Il vient d’être rattrapé par l’Etat de droit et d’être condamné à cinq mille euros d’amende pour incitation à la haine religieuse, pour des propos tenus en public et assumés. Ceux-ci ne laissaient à ses concitoyens français de confession musulmane d’autre alternative que de se débarrasser de leur religion ou de quitter la France.
Ce faisant, il s’en érige propriétaire et occupant historique légitime, car sa haine de l’Arabe, du Noir et du musulman devient, hélas, cri de ralliement et socle identitaire. Son ubiquité de chroniqueur radio-télé-presse-revues lui a permis une longue impunité née de la collusion d’une pensée raciste et de celle mainstream qui applaudit à ses outrances et dérapages en se pinçant le nez.
Ne pouvant plaider l’ancienneté de son ancrage chez la fille aînée de l’Eglise, car l’Histoire, même si elle est bonne fille a de la mémoire, il exhibe une assimilation de surface et présentée comme radicale.
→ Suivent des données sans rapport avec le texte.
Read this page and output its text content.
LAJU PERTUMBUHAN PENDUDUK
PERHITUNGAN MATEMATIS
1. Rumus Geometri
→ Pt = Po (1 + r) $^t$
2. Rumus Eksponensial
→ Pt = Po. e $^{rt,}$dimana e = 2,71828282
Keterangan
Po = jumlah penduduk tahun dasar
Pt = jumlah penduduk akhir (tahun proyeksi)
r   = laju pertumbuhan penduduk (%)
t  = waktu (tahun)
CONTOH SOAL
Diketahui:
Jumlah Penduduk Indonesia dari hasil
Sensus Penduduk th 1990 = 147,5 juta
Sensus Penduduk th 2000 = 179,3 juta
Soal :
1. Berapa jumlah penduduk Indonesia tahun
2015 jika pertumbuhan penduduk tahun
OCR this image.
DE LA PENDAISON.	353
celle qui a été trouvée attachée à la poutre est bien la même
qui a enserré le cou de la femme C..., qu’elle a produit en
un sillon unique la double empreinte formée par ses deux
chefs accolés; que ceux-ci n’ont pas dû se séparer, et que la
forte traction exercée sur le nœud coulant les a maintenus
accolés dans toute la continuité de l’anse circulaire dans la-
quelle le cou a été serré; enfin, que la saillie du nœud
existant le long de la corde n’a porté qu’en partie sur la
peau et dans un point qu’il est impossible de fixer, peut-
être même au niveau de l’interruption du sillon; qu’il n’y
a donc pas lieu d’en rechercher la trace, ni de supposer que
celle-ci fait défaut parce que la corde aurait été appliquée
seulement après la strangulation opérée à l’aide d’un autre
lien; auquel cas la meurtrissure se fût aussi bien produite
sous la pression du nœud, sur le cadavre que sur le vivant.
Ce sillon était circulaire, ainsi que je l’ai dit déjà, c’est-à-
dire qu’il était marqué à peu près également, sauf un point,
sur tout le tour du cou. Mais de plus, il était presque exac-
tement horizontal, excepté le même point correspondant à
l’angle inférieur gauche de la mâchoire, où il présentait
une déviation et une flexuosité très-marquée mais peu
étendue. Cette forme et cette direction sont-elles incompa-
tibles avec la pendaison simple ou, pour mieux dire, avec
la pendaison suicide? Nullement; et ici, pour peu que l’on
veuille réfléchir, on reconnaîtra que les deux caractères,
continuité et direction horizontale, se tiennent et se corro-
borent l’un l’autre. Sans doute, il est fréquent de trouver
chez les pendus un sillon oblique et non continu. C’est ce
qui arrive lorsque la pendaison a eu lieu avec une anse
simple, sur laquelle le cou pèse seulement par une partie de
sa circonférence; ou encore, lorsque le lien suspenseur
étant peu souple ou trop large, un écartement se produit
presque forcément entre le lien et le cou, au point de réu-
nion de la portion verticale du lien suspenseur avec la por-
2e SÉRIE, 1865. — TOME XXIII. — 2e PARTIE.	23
Il reprochera à Rachida Dati d’appeler sa fille Zohra pour lui faire la leçon de la parfaite assimilation et aux musulmans d’être trop pratiquants, convaincu, lui le sémite, de partager le fardeau de l’homme blanc.
En écho à Rudyard Kipling, il ne voit en ses compatriotes musulmans que des «agités et des sauvages», figures de la barbarie qui répugnent à accepter la civilisation si gracieusement offerte.
Il est à déplorer que son épouse juriste de profession n’ait pu lui enseigner la différence entre la liberté d’expression et la provocation et l’incitation à la haine raciale et religieuse qui sont un délit.
Eric Zemmour, condamné par la justice française, devient donc un délinquant qui ne pourra plus se réfugier à l’abri des jupes de la bien-pensance, maquillée en liberté d’expression, ni se présenter comme un martyr de cette dernière.
Zemmour cite et encense d’abondance Kamel Daoud et Boualem Sansal et il n’y a plus qu’à attendre qu’ils viennent à la rescousse de la «victime expiatoire» de la liberté d’expression et convoquer Voltaire !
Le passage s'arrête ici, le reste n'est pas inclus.